Twomey, who was appointed to his job in March, noted a number of reforms that ICANN has worked on in the past year, including creating an ombudsman program where people can appeal ICANN decisions, establishing an at-large advisory committee and regional at-large groups where the public can participate, and working on several consumer issues, including a redemption grace period service, where owners of lapsed domain names can pick them back up.
But Paul Stahura, chief executive officer of domain name registrar eNom Inc., questioned ICANN's handling of another of the changes listed by Twomey, the so-called Wait List Service. The service allows people who want a domain name that's in use to be put on a list to be next in line if the current owner lets the domain name expire.
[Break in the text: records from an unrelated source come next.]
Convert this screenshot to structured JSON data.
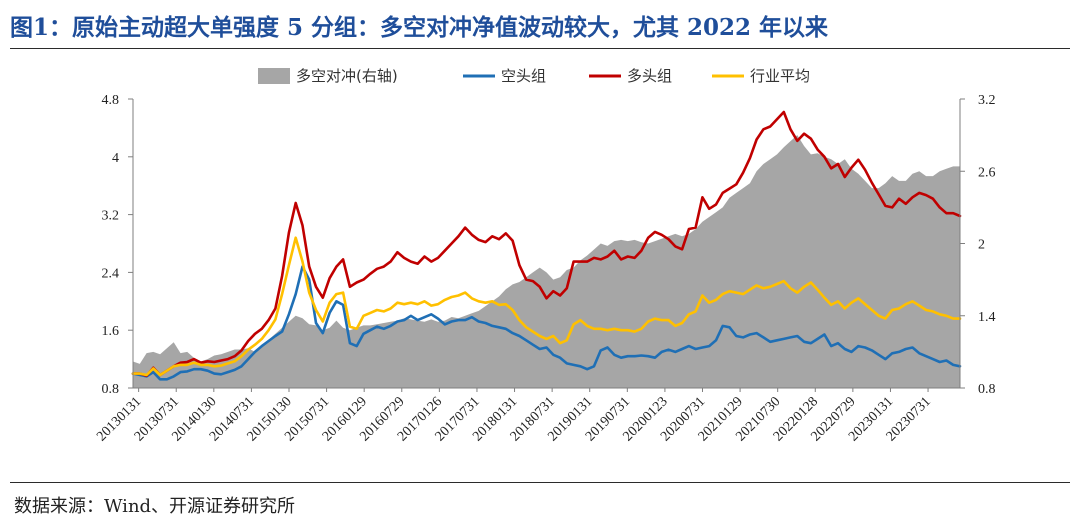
{
  "figure": {
    "title": "图1：原始主动超大单强度 5 分组：多空对冲净值波动较大，尤其 2022 年以来",
    "source": "数据来源：Wind、开源证券研究所"
  },
  "colors": {
    "title": "#1f4e9a",
    "hedge_area": "#a6a6a6",
    "short_line": "#1f6fb5",
    "long_line": "#c00000",
    "avg_line": "#ffc000",
    "axis": "#7f7f7f"
  },
  "chart_data": {
    "type": "line",
    "legend_position": "top",
    "grid": false,
    "x_tick_labels": [
      "20130131",
      "20130731",
      "20140130",
      "20140731",
      "20150130",
      "20150731",
      "20160129",
      "20160729",
      "20170126",
      "20170731",
      "20180131",
      "20180731",
      "20190131",
      "20190731",
      "20200123",
      "20200731",
      "20210129",
      "20210730",
      "20220128",
      "20220729",
      "20230131",
      "20230731"
    ],
    "y_left": {
      "ylim": [
        0.8,
        4.8
      ],
      "ticks": [
        "0.8",
        "1.6",
        "2.4",
        "3.2",
        "4",
        "4.8"
      ]
    },
    "y_right": {
      "ylim": [
        0.8,
        3.2
      ],
      "ticks": [
        "0.8",
        "1.4",
        "2",
        "2.6",
        "3.2"
      ]
    },
    "series": [
      {
        "name": "多空对冲(右轴)",
        "type": "area",
        "axis": "right",
        "color": "#a6a6a6",
        "values": [
          1.02,
          1.0,
          1.09,
          1.1,
          1.08,
          1.13,
          1.18,
          1.09,
          1.1,
          1.05,
          1.02,
          1.04,
          1.07,
          1.08,
          1.1,
          1.12,
          1.12,
          1.13,
          1.1,
          1.14,
          1.2,
          1.25,
          1.3,
          1.35,
          1.4,
          1.38,
          1.33,
          1.32,
          1.28,
          1.3,
          1.36,
          1.3,
          1.28,
          1.3,
          1.32,
          1.32,
          1.33,
          1.34,
          1.35,
          1.36,
          1.38,
          1.37,
          1.36,
          1.35,
          1.37,
          1.35,
          1.36,
          1.39,
          1.38,
          1.4,
          1.42,
          1.44,
          1.48,
          1.52,
          1.56,
          1.62,
          1.66,
          1.68,
          1.72,
          1.76,
          1.8,
          1.76,
          1.7,
          1.72,
          1.78,
          1.8,
          1.86,
          1.9,
          1.95,
          2.0,
          1.98,
          2.02,
          2.03,
          2.02,
          2.03,
          2.01,
          2.0,
          2.02,
          2.04,
          2.06,
          2.08,
          2.06,
          2.08,
          2.12,
          2.18,
          2.22,
          2.26,
          2.3,
          2.38,
          2.42,
          2.46,
          2.5,
          2.6,
          2.66,
          2.7,
          2.74,
          2.8,
          2.85,
          2.9,
          2.81,
          2.74,
          2.75,
          2.72,
          2.7,
          2.66,
          2.7,
          2.62,
          2.58,
          2.52,
          2.46,
          2.46,
          2.5,
          2.56,
          2.52,
          2.52,
          2.58,
          2.6,
          2.56,
          2.56,
          2.6,
          2.62,
          2.64,
          2.64
        ]
      },
      {
        "name": "空头组",
        "type": "line",
        "axis": "left",
        "color": "#1f6fb5",
        "values": [
          1.0,
          0.98,
          0.96,
          1.02,
          0.92,
          0.92,
          0.96,
          1.02,
          1.03,
          1.06,
          1.06,
          1.04,
          1.0,
          0.99,
          1.02,
          1.05,
          1.1,
          1.2,
          1.3,
          1.38,
          1.45,
          1.52,
          1.58,
          1.82,
          2.1,
          2.48,
          2.3,
          1.7,
          1.56,
          1.84,
          2.0,
          1.95,
          1.42,
          1.38,
          1.55,
          1.6,
          1.65,
          1.62,
          1.66,
          1.72,
          1.74,
          1.8,
          1.74,
          1.78,
          1.82,
          1.76,
          1.68,
          1.72,
          1.74,
          1.74,
          1.78,
          1.72,
          1.7,
          1.66,
          1.64,
          1.62,
          1.56,
          1.52,
          1.46,
          1.4,
          1.34,
          1.36,
          1.26,
          1.22,
          1.14,
          1.12,
          1.1,
          1.06,
          1.1,
          1.32,
          1.36,
          1.26,
          1.22,
          1.24,
          1.24,
          1.25,
          1.24,
          1.22,
          1.3,
          1.33,
          1.3,
          1.34,
          1.38,
          1.34,
          1.36,
          1.38,
          1.46,
          1.66,
          1.64,
          1.52,
          1.5,
          1.54,
          1.56,
          1.5,
          1.44,
          1.46,
          1.48,
          1.5,
          1.52,
          1.44,
          1.42,
          1.48,
          1.54,
          1.38,
          1.42,
          1.34,
          1.3,
          1.38,
          1.36,
          1.32,
          1.26,
          1.2,
          1.28,
          1.3,
          1.34,
          1.36,
          1.28,
          1.24,
          1.2,
          1.16,
          1.18,
          1.12,
          1.1
        ]
      },
      {
        "name": "多头组",
        "type": "line",
        "axis": "left",
        "color": "#c00000",
        "values": [
          1.0,
          1.0,
          0.97,
          1.08,
          0.98,
          1.04,
          1.1,
          1.15,
          1.16,
          1.2,
          1.15,
          1.17,
          1.16,
          1.18,
          1.2,
          1.24,
          1.32,
          1.45,
          1.55,
          1.62,
          1.74,
          1.9,
          2.35,
          2.95,
          3.36,
          3.05,
          2.48,
          2.2,
          2.05,
          2.32,
          2.48,
          2.58,
          2.2,
          2.26,
          2.3,
          2.38,
          2.45,
          2.48,
          2.55,
          2.68,
          2.6,
          2.55,
          2.52,
          2.62,
          2.55,
          2.6,
          2.7,
          2.8,
          2.9,
          3.02,
          2.92,
          2.85,
          2.82,
          2.9,
          2.86,
          2.94,
          2.84,
          2.5,
          2.3,
          2.28,
          2.2,
          2.04,
          2.14,
          2.08,
          2.18,
          2.55,
          2.55,
          2.55,
          2.6,
          2.58,
          2.62,
          2.7,
          2.58,
          2.62,
          2.6,
          2.7,
          2.88,
          2.96,
          2.92,
          2.86,
          2.76,
          2.72,
          3.0,
          3.02,
          3.44,
          3.28,
          3.34,
          3.5,
          3.56,
          3.62,
          3.78,
          3.98,
          4.24,
          4.38,
          4.42,
          4.52,
          4.62,
          4.38,
          4.22,
          4.32,
          4.25,
          4.1,
          4.0,
          3.84,
          3.9,
          3.72,
          3.85,
          3.96,
          3.82,
          3.64,
          3.48,
          3.32,
          3.3,
          3.42,
          3.35,
          3.44,
          3.5,
          3.47,
          3.42,
          3.3,
          3.22,
          3.22,
          3.18
        ]
      },
      {
        "name": "行业平均",
        "type": "line",
        "axis": "left",
        "color": "#ffc000",
        "values": [
          1.0,
          1.0,
          0.98,
          1.07,
          0.98,
          1.04,
          1.1,
          1.12,
          1.12,
          1.15,
          1.12,
          1.12,
          1.1,
          1.11,
          1.14,
          1.17,
          1.24,
          1.33,
          1.4,
          1.48,
          1.6,
          1.75,
          2.1,
          2.5,
          2.88,
          2.55,
          2.12,
          1.88,
          1.72,
          1.98,
          2.1,
          2.12,
          1.65,
          1.62,
          1.8,
          1.84,
          1.88,
          1.86,
          1.9,
          1.98,
          1.96,
          1.98,
          1.96,
          2.0,
          1.94,
          1.96,
          2.02,
          2.06,
          2.08,
          2.12,
          2.04,
          2.0,
          1.98,
          2.0,
          1.95,
          1.96,
          1.88,
          1.74,
          1.64,
          1.58,
          1.52,
          1.48,
          1.52,
          1.42,
          1.46,
          1.68,
          1.74,
          1.66,
          1.62,
          1.62,
          1.6,
          1.62,
          1.6,
          1.6,
          1.58,
          1.62,
          1.72,
          1.76,
          1.74,
          1.74,
          1.66,
          1.7,
          1.82,
          1.86,
          2.08,
          1.98,
          2.02,
          2.1,
          2.14,
          2.12,
          2.1,
          2.16,
          2.22,
          2.18,
          2.2,
          2.24,
          2.28,
          2.18,
          2.12,
          2.2,
          2.26,
          2.16,
          2.05,
          1.95,
          2.0,
          1.9,
          1.98,
          2.04,
          1.96,
          1.88,
          1.8,
          1.76,
          1.88,
          1.9,
          1.96,
          2.0,
          1.94,
          1.88,
          1.86,
          1.82,
          1.8,
          1.76,
          1.76
        ]
      }
    ]
  }
}
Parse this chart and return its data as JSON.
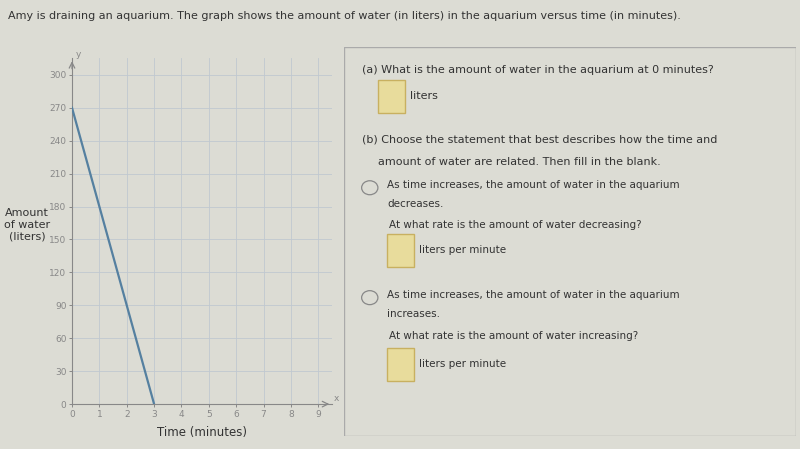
{
  "title": "Amy is draining an aquarium. The graph shows the amount of water (in liters) in the aquarium versus time (in minutes).",
  "graph_line_x": [
    0,
    3
  ],
  "graph_line_y": [
    270,
    0
  ],
  "x_label": "Time (minutes)",
  "y_label_lines": [
    "Amount",
    "of water",
    "(liters)"
  ],
  "x_ticks": [
    0,
    1,
    2,
    3,
    4,
    5,
    6,
    7,
    8,
    9
  ],
  "y_ticks": [
    0,
    30,
    60,
    90,
    120,
    150,
    180,
    210,
    240,
    270,
    300
  ],
  "xlim": [
    0,
    9.5
  ],
  "ylim": [
    0,
    315
  ],
  "line_color": "#5580a0",
  "bg_color": "#dcdcd4",
  "panel_bg": "#d4d4cc",
  "grid_color": "#c0c8d0",
  "axis_color": "#888888",
  "title_color": "#333333",
  "panel_text_color": "#333333",
  "answer_box_fill": "#e8dc9c",
  "answer_box_border": "#c8b060",
  "radio_color": "#888888",
  "qa_title_a": "(a) What is the amount of water in the aquarium at 0 minutes?",
  "qa_answer_a_suffix": "liters",
  "qa_title_b": "(b) Choose the statement that best describes how the time and\n     amount of water are related. Then fill in the blank.",
  "qa_option1a": "As time increases, the amount of water in the aquarium",
  "qa_option1b": "decreases.",
  "qa_sub1": "At what rate is the amount of water decreasing?",
  "qa_answer_sub1_suffix": "liters per minute",
  "qa_option2a": "As time increases, the amount of water in the aquarium",
  "qa_option2b": "increases.",
  "qa_sub2": "At what rate is the amount of water increasing?",
  "qa_answer_sub2_suffix": "liters per minute"
}
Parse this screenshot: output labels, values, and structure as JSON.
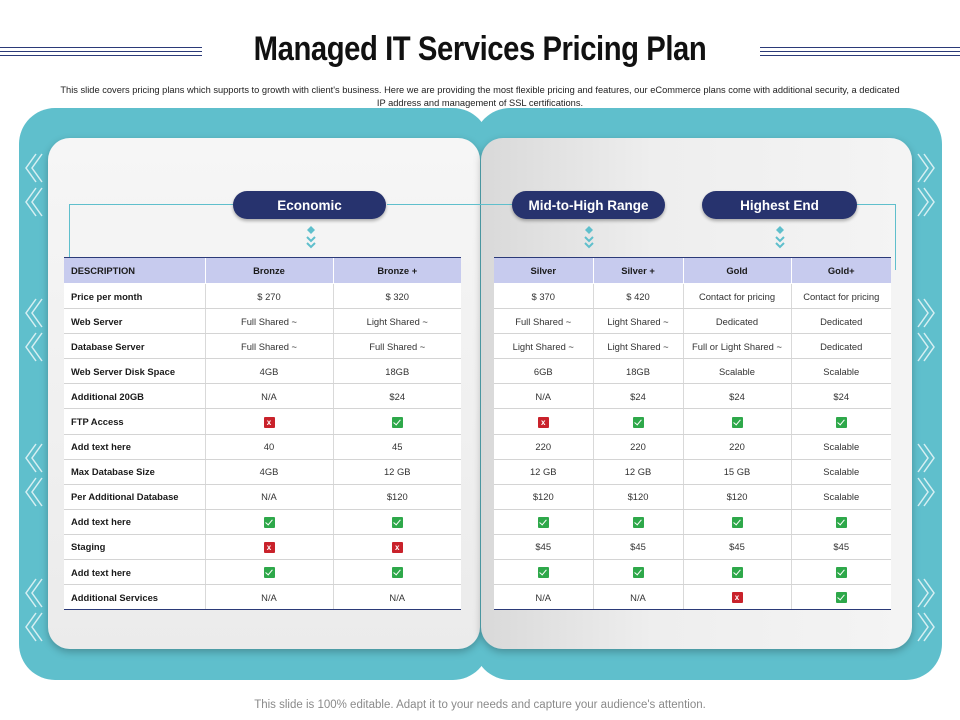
{
  "title": "Managed IT Services Pricing Plan",
  "subtitle": "This slide covers pricing plans which supports to growth with client's business. Here we are providing the most flexible pricing and features, our eCommerce plans come with additional security, a dedicated IP address and management of SSL certifications.",
  "footer": "This slide is 100% editable. Adapt it to your needs and capture your audience's attention.",
  "colors": {
    "teal": "#5fbfcc",
    "navy": "#27336e",
    "header_row": "#c7cbee",
    "check": "#2ea84a",
    "cross": "#c9222b"
  },
  "categories": {
    "economic": "Economic",
    "mid_high": "Mid-to-High Range",
    "highest": "Highest End"
  },
  "table_left": {
    "headers": [
      "DESCRIPTION",
      "Bronze",
      "Bronze +"
    ],
    "rows": [
      [
        "Price per month",
        "$ 270",
        "$ 320"
      ],
      [
        "Web Server",
        "Full Shared ~",
        "Light Shared ~"
      ],
      [
        "Database Server",
        "Full Shared ~",
        "Full Shared ~"
      ],
      [
        "Web Server Disk Space",
        "4GB",
        "18GB"
      ],
      [
        "Additional 20GB",
        "N/A",
        "$24"
      ],
      [
        "FTP Access",
        "cross-icon",
        "check-icon"
      ],
      [
        "Add text here",
        "40",
        "45"
      ],
      [
        "Max Database Size",
        "4GB",
        "12 GB"
      ],
      [
        "Per Additional Database",
        "N/A",
        "$120"
      ],
      [
        "Add text here",
        "check-icon",
        "check-icon"
      ],
      [
        "Staging",
        "cross-icon",
        "cross-icon"
      ],
      [
        "Add text here",
        "check-icon",
        "check-icon"
      ],
      [
        "Additional Services",
        "N/A",
        "N/A"
      ]
    ]
  },
  "table_right": {
    "headers": [
      "Silver",
      "Silver +",
      "Gold",
      "Gold+"
    ],
    "rows": [
      [
        "$ 370",
        "$ 420",
        "Contact for pricing",
        "Contact for pricing"
      ],
      [
        "Full Shared ~",
        "Light Shared ~",
        "Dedicated",
        "Dedicated"
      ],
      [
        "Light Shared ~",
        "Light Shared ~",
        "Full or Light Shared ~",
        "Dedicated"
      ],
      [
        "6GB",
        "18GB",
        "Scalable",
        "Scalable"
      ],
      [
        "N/A",
        "$24",
        "$24",
        "$24"
      ],
      [
        "cross-icon",
        "check-icon",
        "check-icon",
        "check-icon"
      ],
      [
        "220",
        "220",
        "220",
        "Scalable"
      ],
      [
        "12 GB",
        "12 GB",
        "15 GB",
        "Scalable"
      ],
      [
        "$120",
        "$120",
        "$120",
        "Scalable"
      ],
      [
        "check-icon",
        "check-icon",
        "check-icon",
        "check-icon"
      ],
      [
        "$45",
        "$45",
        "$45",
        "$45"
      ],
      [
        "check-icon",
        "check-icon",
        "check-icon",
        "check-icon"
      ],
      [
        "N/A",
        "N/A",
        "cross-icon",
        "check-icon"
      ]
    ]
  }
}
The Wait List Service was proposed by VeriSign Inc., which operates the .com and .net top-level domains, but critics such as Stahura say it will reduce competition among domain registrars.
In August 2002, ICANN approved a one-year test of a Wait List Service, but two lawsuits have been filed this month to stop the service. The ICANN board's approval of the Wait List Service was accompanied by a request for the ICANN staff to negotiate agreements with VeriSign on the proposal, and Stahura said those negotiations lock out others who want to have input.